The fund was announced in October 2023, as part of the country’s Budget 2024, alongside an Infrastructure, Climate and Nature Fund by Minister for Finance, Michael McGrath.
Speaking at the Irish Association of Pension Funds (IAPF) Investment Conference 2024 in Dublin yesterday, 13 March, Purdue said: “They are very welcome, but they aren’t transformatory. In the sense that one fund [Future Irish Fund] will get up to about €100bn and the other will get up to €14bn, which sound like large numbers.

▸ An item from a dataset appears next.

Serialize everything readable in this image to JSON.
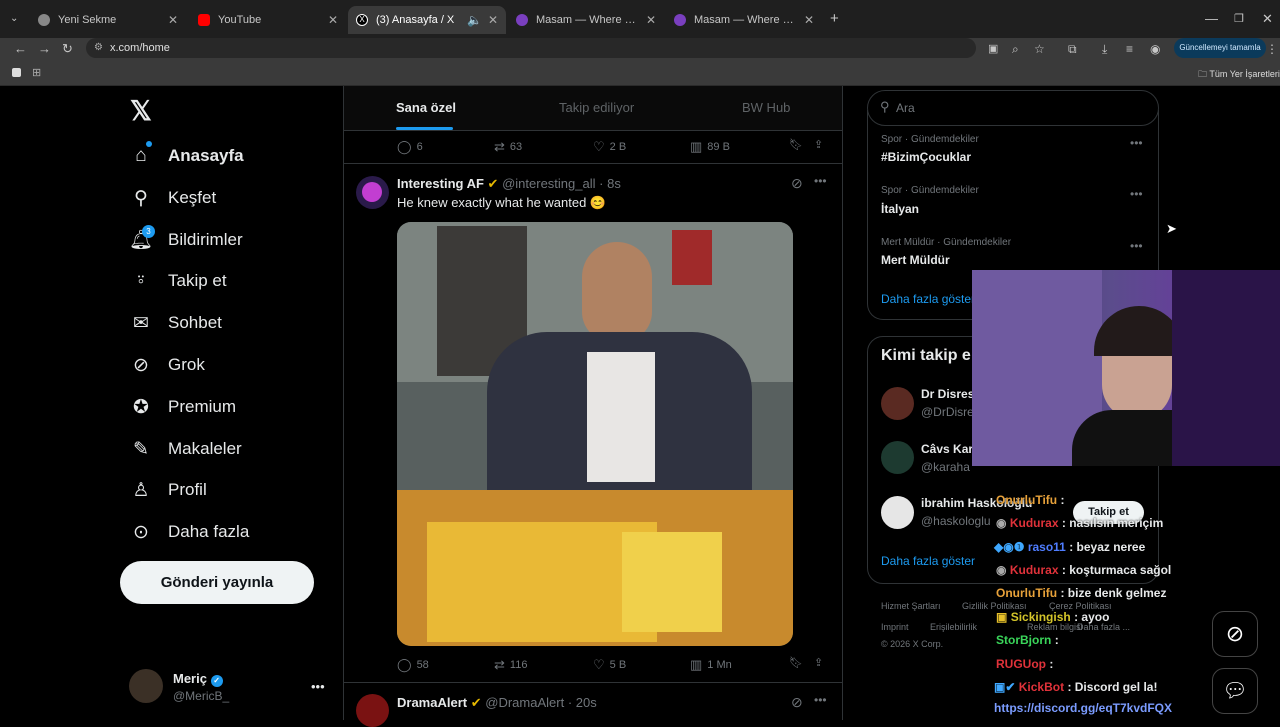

“But, if we talk about taking the returns of the Future Ireland Fund in years to come, it might be 2-3 per cent return each year, a few billion euros a year. That is very valuable and helpful, but it doesn’t fundamentally change the fiscal picture for Ireland. It will be a new revenue source in the 2040s but it is not going to revolutionise ourselves.”
The two funds, the Future Ireland Fund and the Infrastructure, Climate and Nature Fund, are still to be established with legislation expected in the summer. Both funds will be managed by the NTMA and Purdue expects the first money could be transferred into the funds in Q3 2024.
McGrath previously said of the Future Ireland Fund: “It will help us to meet the costs of running the state in the future and will make a contribution to the cost of healthcare, pensions, home care and much more. For example, we know we are facing considerable costs in relation to an ageing population, age-related spending will be around €7-8bn higher by the end of this decade than it was at the start of the decade – this is simply the ‘stand-still’ cost.”
Purdue believes the creation of the two funds are a “prudent measure” and the NTMA sees them as “very valuable” as mitigants to economic risks.
“The idea is taking some of those surpluses and saving them and putting them away for a rainy day,” Purdue said.